Often that means being open to outside advice and expertise, he adds. “You can learn from anybody. So, if somebody takes the time to offer opinion or advice, then you need to listen and be open to the idea that there might be something in there.”
• Drive change, don’t follow it. The most effective leaders understand the need to redefine winning over and over rather than count on strategies and tactics that worked in the past. “Either you’re creating the future, or you’re living in the past,” says Craig, who warns against complacency. “Success can be your biggest enemy in getting your team to earn its position every year.
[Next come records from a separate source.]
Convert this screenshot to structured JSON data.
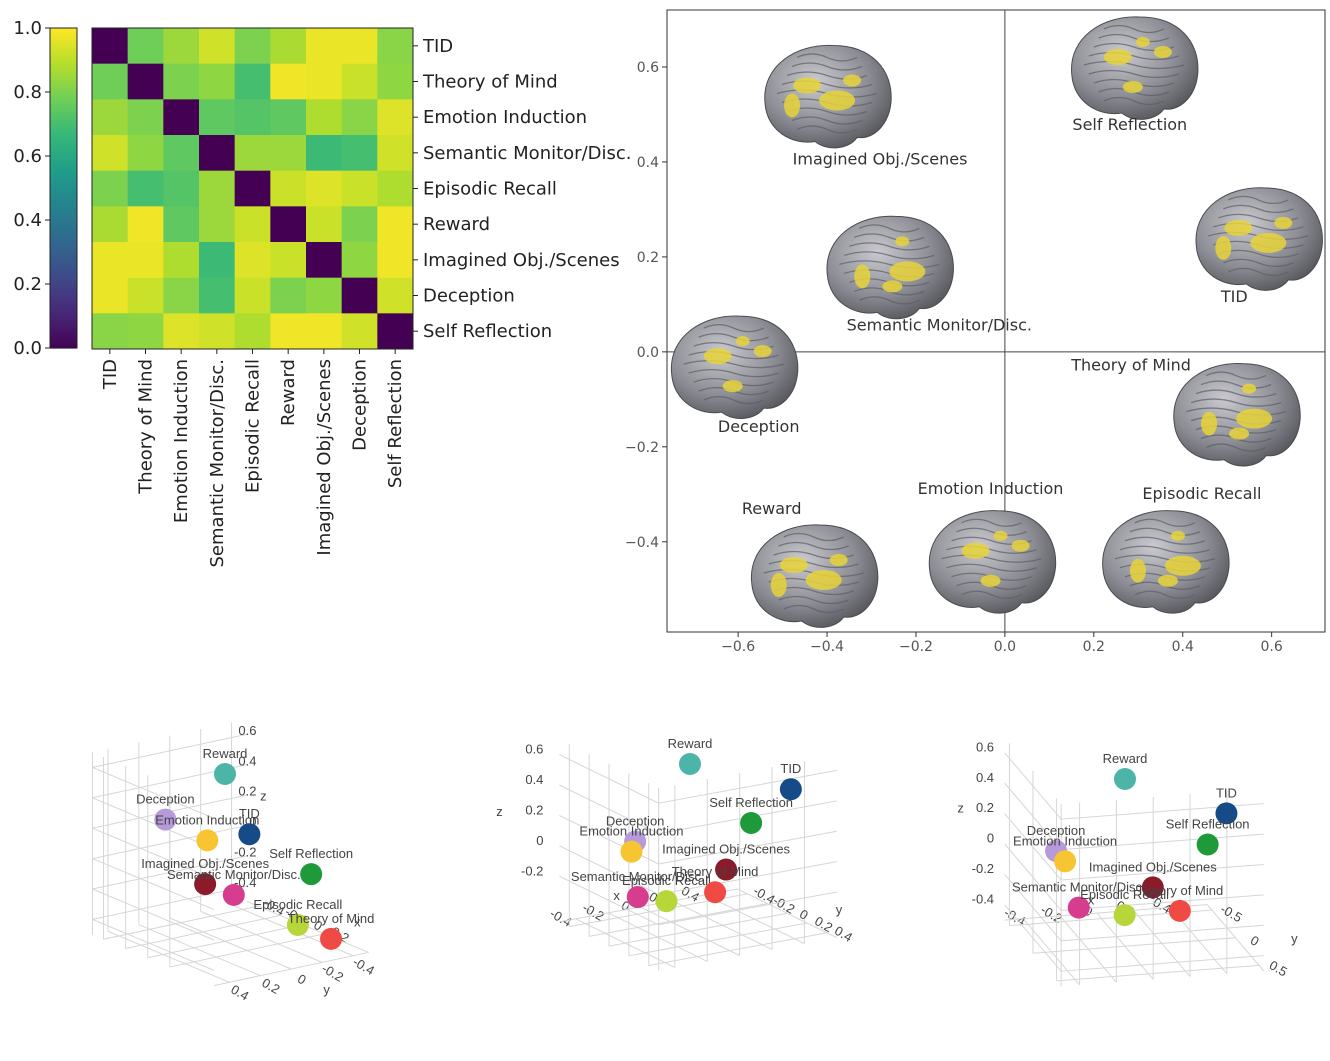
{
  "chart_data": [
    {
      "type": "heatmap",
      "categories": [
        "TID",
        "Theory of Mind",
        "Emotion Induction",
        "Semantic Monitor/Disc.",
        "Episodic Recall",
        "Reward",
        "Imagined Obj./Scenes",
        "Deception",
        "Self Reflection"
      ],
      "values": [
        [
          0,
          0.78,
          0.85,
          0.93,
          0.8,
          0.87,
          0.97,
          0.97,
          0.82
        ],
        [
          0.78,
          0,
          0.8,
          0.83,
          0.7,
          0.98,
          0.97,
          0.92,
          0.83
        ],
        [
          0.85,
          0.8,
          0,
          0.75,
          0.73,
          0.75,
          0.88,
          0.82,
          0.95
        ],
        [
          0.93,
          0.83,
          0.75,
          0,
          0.85,
          0.85,
          0.68,
          0.7,
          0.93
        ],
        [
          0.8,
          0.7,
          0.73,
          0.85,
          0,
          0.92,
          0.95,
          0.92,
          0.88
        ],
        [
          0.87,
          0.98,
          0.75,
          0.85,
          0.92,
          0,
          0.92,
          0.8,
          0.98
        ],
        [
          0.97,
          0.97,
          0.88,
          0.68,
          0.95,
          0.92,
          0,
          0.83,
          0.98
        ],
        [
          0.97,
          0.92,
          0.82,
          0.7,
          0.92,
          0.8,
          0.83,
          0,
          0.93
        ],
        [
          0.82,
          0.83,
          0.95,
          0.93,
          0.88,
          0.98,
          0.98,
          0.93,
          0
        ]
      ],
      "colormap": "viridis",
      "colorbar_lim": [
        0,
        1
      ],
      "colorbar_ticks": [
        {
          "value": 0,
          "label": "0.0"
        },
        0.2,
        0.4,
        0.6,
        0.8,
        {
          "value": 1,
          "label": "1.0"
        }
      ]
    },
    {
      "type": "scatter",
      "labels": [
        "Imagined Obj./Scenes",
        "Self Reflection",
        "Semantic Monitor/Disc.",
        "TID",
        "Deception",
        "Theory of Mind",
        "Reward",
        "Emotion Induction",
        "Episodic Recall"
      ],
      "x": [
        -0.4,
        0.29,
        -0.26,
        0.57,
        -0.61,
        0.52,
        -0.43,
        -0.03,
        0.36
      ],
      "y": [
        0.54,
        0.6,
        0.18,
        0.24,
        -0.03,
        -0.13,
        -0.47,
        -0.44,
        -0.44
      ],
      "xlim": [
        -0.76,
        0.72
      ],
      "ylim": [
        -0.59,
        0.72
      ],
      "xticks": [
        {
          "value": -0.6,
          "label": "−0.6"
        },
        {
          "value": -0.4,
          "label": "−0.4"
        },
        {
          "value": -0.2,
          "label": "−0.2"
        },
        {
          "value": 0,
          "label": "0.0"
        },
        0.2,
        0.4,
        0.6
      ],
      "yticks": [
        {
          "value": -0.4,
          "label": "−0.4"
        },
        {
          "value": -0.2,
          "label": "−0.2"
        },
        {
          "value": 0,
          "label": "0.0"
        },
        0.2,
        0.4,
        0.6
      ]
    },
    {
      "type": "scatter3d",
      "xlabel": "x",
      "ylabel": "y",
      "zlabel": "z",
      "xlim": [
        -0.5,
        0.6
      ],
      "ylim": [
        -0.5,
        0.5
      ],
      "zlim": [
        -0.5,
        0.7
      ],
      "xticks": [
        -0.4,
        -0.2,
        0,
        0.2
      ],
      "yticks": [
        -0.4,
        -0.2,
        0,
        0.2,
        0.4
      ],
      "zticks": [
        -0.4,
        -0.2,
        0,
        0.2,
        0.4,
        0.6
      ],
      "points": [
        {
          "name": "Reward",
          "color": "#4cb5a8",
          "x": 0,
          "y": 0,
          "z": 0.6
        },
        {
          "name": "TID",
          "color": "#154b87",
          "x": 0.5,
          "y": 0.2,
          "z": 0.4
        },
        {
          "name": "Deception",
          "color": "#b79ad9",
          "x": -0.4,
          "y": 0.1,
          "z": 0.2
        },
        {
          "name": "Emotion Induction",
          "color": "#f7c531",
          "x": -0.3,
          "y": -0.1,
          "z": 0.05
        },
        {
          "name": "Self Reflection",
          "color": "#1e9a3a",
          "x": 0.5,
          "y": -0.2,
          "z": 0.05
        },
        {
          "name": "Imagined Obj./Scenes",
          "color": "#8b1a2b",
          "x": 0.1,
          "y": 0.2,
          "z": -0.05
        },
        {
          "name": "Semantic Monitor/Disc.",
          "color": "#d63d8f",
          "x": -0.2,
          "y": -0.2,
          "z": -0.3
        },
        {
          "name": "Episodic Recall",
          "color": "#b6d63a",
          "x": 0.1,
          "y": -0.4,
          "z": -0.45
        },
        {
          "name": "Theory of Mind",
          "color": "#f04a45",
          "x": 0.4,
          "y": -0.4,
          "z": -0.45
        }
      ]
    },
    {
      "type": "scatter3d",
      "xlabel": "x",
      "ylabel": "y",
      "zlabel": "z",
      "xlim": [
        -0.5,
        0.6
      ],
      "ylim": [
        -0.5,
        0.5
      ],
      "zlim": [
        -0.5,
        0.7
      ],
      "xticks": [
        -0.4,
        -0.2,
        0,
        0.2,
        0.4
      ],
      "yticks": [
        -0.4,
        -0.2,
        0,
        0.2,
        0.4
      ],
      "zticks": [
        -0.2,
        0,
        0.2,
        0.4,
        0.6
      ],
      "points": [
        {
          "name": "Reward",
          "color": "#4cb5a8",
          "x": 0,
          "y": 0,
          "z": 0.6
        },
        {
          "name": "TID",
          "color": "#154b87",
          "x": 0.5,
          "y": 0.2,
          "z": 0.4
        },
        {
          "name": "Deception",
          "color": "#b79ad9",
          "x": -0.4,
          "y": 0.1,
          "z": 0.2
        },
        {
          "name": "Emotion Induction",
          "color": "#f7c531",
          "x": -0.3,
          "y": -0.1,
          "z": 0.05
        },
        {
          "name": "Self Reflection",
          "color": "#1e9a3a",
          "x": 0.5,
          "y": -0.2,
          "z": 0.05
        },
        {
          "name": "Imagined Obj./Scenes",
          "color": "#8b1a2b",
          "x": 0.1,
          "y": 0.2,
          "z": -0.05
        },
        {
          "name": "Semantic Monitor/Disc.",
          "color": "#d63d8f",
          "x": -0.2,
          "y": -0.2,
          "z": -0.3
        },
        {
          "name": "Episodic Recall",
          "color": "#b6d63a",
          "x": 0.1,
          "y": -0.4,
          "z": -0.45
        },
        {
          "name": "Theory of Mind",
          "color": "#f04a45",
          "x": 0.4,
          "y": -0.4,
          "z": -0.45
        }
      ]
    },
    {
      "type": "scatter3d",
      "xlabel": "x",
      "ylabel": "y",
      "zlabel": "z",
      "xlim": [
        -0.5,
        0.6
      ],
      "ylim": [
        -0.6,
        0.6
      ],
      "zlim": [
        -0.5,
        0.7
      ],
      "xticks": [
        -0.4,
        -0.2,
        0,
        0.2,
        0.4
      ],
      "yticks": [
        -0.5,
        0,
        0.5
      ],
      "zticks": [
        -0.4,
        -0.2,
        0,
        0.2,
        0.4,
        0.6
      ],
      "points": [
        {
          "name": "Reward",
          "color": "#4cb5a8",
          "x": 0,
          "y": 0,
          "z": 0.6
        },
        {
          "name": "TID",
          "color": "#154b87",
          "x": 0.5,
          "y": 0.2,
          "z": 0.4
        },
        {
          "name": "Deception",
          "color": "#b79ad9",
          "x": -0.4,
          "y": 0.1,
          "z": 0.2
        },
        {
          "name": "Emotion Induction",
          "color": "#f7c531",
          "x": -0.3,
          "y": -0.1,
          "z": 0.05
        },
        {
          "name": "Self Reflection",
          "color": "#1e9a3a",
          "x": 0.5,
          "y": -0.2,
          "z": 0.05
        },
        {
          "name": "Imagined Obj./Scenes",
          "color": "#8b1a2b",
          "x": 0.1,
          "y": 0.2,
          "z": -0.05
        },
        {
          "name": "Semantic Monitor/Disc.",
          "color": "#d63d8f",
          "x": -0.2,
          "y": -0.2,
          "z": -0.3
        },
        {
          "name": "Episodic Recall",
          "color": "#b6d63a",
          "x": 0.1,
          "y": -0.4,
          "z": -0.45
        },
        {
          "name": "Theory of Mind",
          "color": "#f04a45",
          "x": 0.4,
          "y": -0.4,
          "z": -0.45
        }
      ]
    }
  ]
}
It falls to leaders to know how to adapt and then develop their people and inspire them to follow them to pursue a shared goal.”
• Own your team-building process. “As a leader, making sure you hire the right people is one of the most important things that you do—HR should be helping, but not driving that process,” says Craig, who sees the pandemic as a prime recruiting opportunity. “There are people you probably know you should be recruiting for three years from now right now, and you need to stay in contact with them and nurture that relationship. That’s your responsibility and something you should be doing every day.”
• Prepare your team to win, not compete. What’s the difference? Golfers who head to the course a little early, practice putting, then meet up at the first tee and play every hole their hardest are playing to compete. “If you’re preparing to win, you analyze your opponent, you analyze the course and then you practice the things you’re most worried about failing,” says Craig. “So, if you had a 200-yard shot over water, you’d practice that until you had conquered it. And once you’re comfortable that in any situation you would be able to succeed you would have prepared to win. That doesn’t mean you’re going win—but you’ve gotten to that different level where you’re prepared to win.”